Texting for Titration

T

echnology is something I’ve always been amazed by and love when it intersects with health management. A study published this month in the Journal of Medical Internet Research this month called "The Mobile Insulin Titration Intervention (MITI) Study: Innovative chronic disease management of diabetes” caught my eye. So many times I see studies and they have a cool new gadget, app on a smartphone or computer software that can do really neat things. For those of us who have educated low-income patients with diabetes, some of those tools may not be attainable or a priority to our patients. This study just used simple text messages and most low-income patients have some sort of mobile device with text messaging ability. I was hooked and wanted to know more!

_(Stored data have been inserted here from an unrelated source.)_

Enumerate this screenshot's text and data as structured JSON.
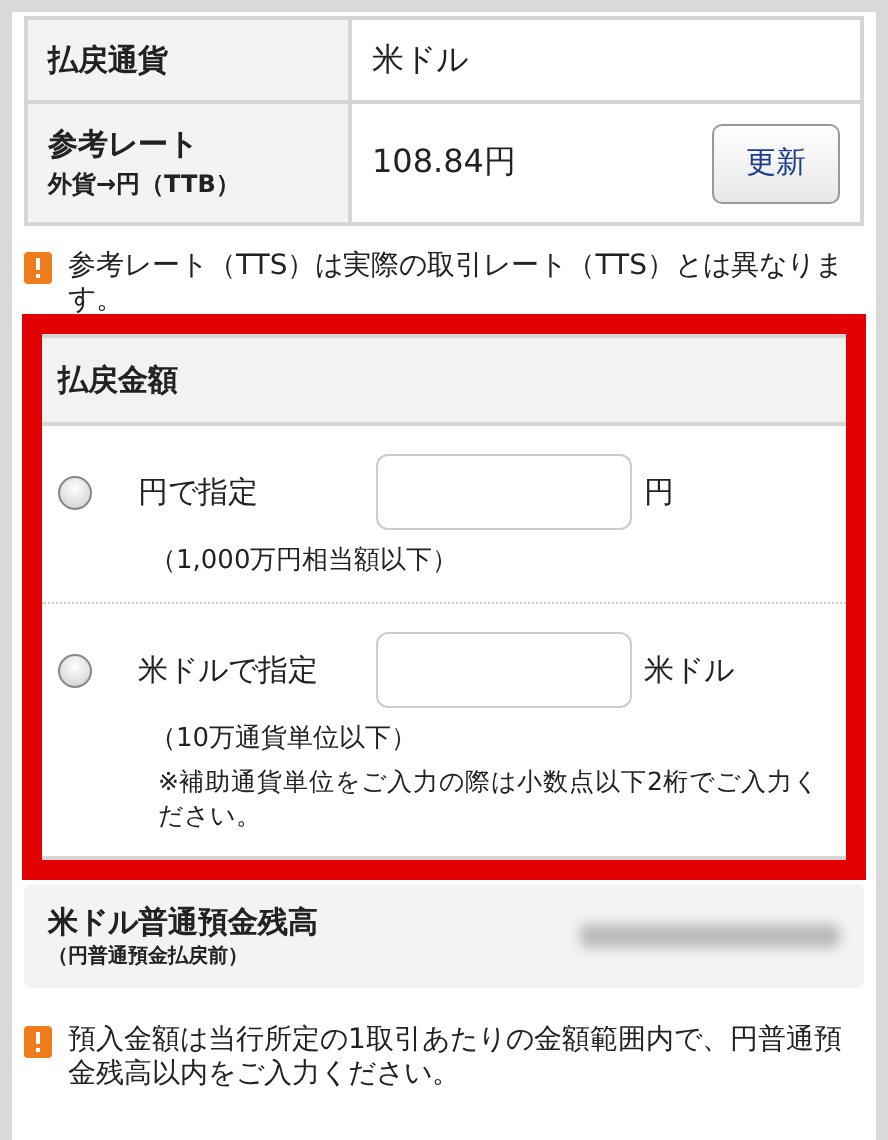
{
  "info_table": [
    {
      "label": "払戻通貨",
      "value": "米ドル"
    },
    {
      "label": "参考レート",
      "sublabel": "外貨→円（TTB）",
      "value": "108.84円",
      "button": "更新"
    }
  ],
  "notice_top": "参考レート（TTS）は実際の取引レート（TTS）とは異なります。",
  "amount_section": {
    "title": "払戻金額",
    "options": [
      {
        "label": "円で指定",
        "unit": "円",
        "note": "（1,000万円相当額以下）",
        "selected": false
      },
      {
        "label": "米ドルで指定",
        "unit": "米ドル",
        "note": "（10万通貨単位以下）",
        "sub_note": "※補助通貨単位をご入力の際は小数点以下2桁でご入力ください。",
        "selected": false
      }
    ]
  },
  "balance": {
    "label": "米ドル普通預金残高",
    "sublabel": "（円普通預金払戻前）",
    "value_hidden": true
  },
  "notice_bottom": "預入金額は当行所定の1取引あたりの金額範囲内で、円普通預金残高以内をご入力ください。"
}
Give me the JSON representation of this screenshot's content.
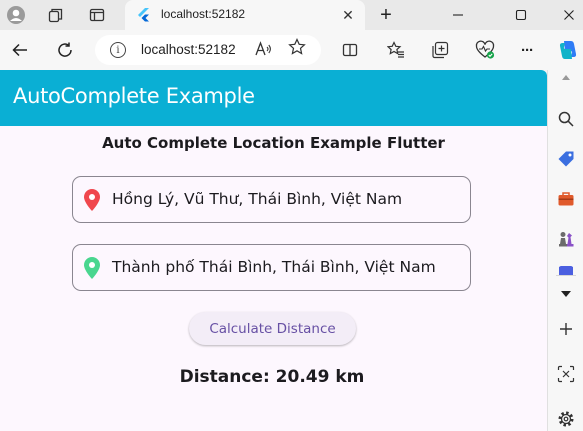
{
  "browser": {
    "tab_title": "localhost:52182",
    "url": "localhost:52182",
    "close_glyph": "✕",
    "new_tab_glyph": "+",
    "more_glyph": "···"
  },
  "app": {
    "title": "AutoComplete Example",
    "heading": "Auto Complete Location Example Flutter",
    "origin_value": "Hồng Lý, Vũ Thư, Thái Bình, Việt Nam",
    "destination_value": "Thành phố Thái Bình, Thái Bình, Việt Nam",
    "button_label": "Calculate Distance",
    "distance_text": "Distance: 20.49 km"
  },
  "colors": {
    "appbar": "#0aafd4",
    "origin_pin": "#f0474d",
    "destination_pin": "#49d68f",
    "button_text": "#6750a4"
  }
}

Natalie Levy, who led the study, is head of Bellevue Hospital’s Diabetes Program with the New York University School of Medicine. They see mostly low-income patients and they would start on a low-dose of insulin and their dose was titrated up based on their blood sugars. A three to four month window may pass between visits for patients and they would be on a very slow titration path. I have many years’ experience working with low-income patients through public health and it was very common for patients not to show for their appointments due to transportation and time away from work. There were also various social issues they would be more demanding and take priority over their personal health. Having a means to communicate with patients in between visits can really accelerate care. 

For 12 weeks, they took 33 patients and sent them a daily text in the morning to check their blood sugar. They would text back their results. Nurses reviewed the data daily on the web to look for values outside of the target range. Then, once a week the nurse would talk to the patient to adjust their insulin dose as needed. Another group of 27 patients received the standard care and just titrated their insulin with in-person office visits. They found that the text message group had an 88% success rate and were able to reach their target blood sugar goals versus a 37% success rate with the regular office visits.

Additional benefits to the low-income patient that came from the text message group were less co-pays and less office visits. The patients also found themselves a lot more accountable for their own health since they received daily reminders as well as weekly feedback. Giving patients the ability to have a greater participation in their health management is so empowering for them. I love the simplicity and accessibility of texting with patients. Hopefully we will see more of this in the future, especially for our low-income patients. Bellevue is looking into improving security for sending secure health information over text messages. Has your office tried something like this before using text messages? If so, please share below!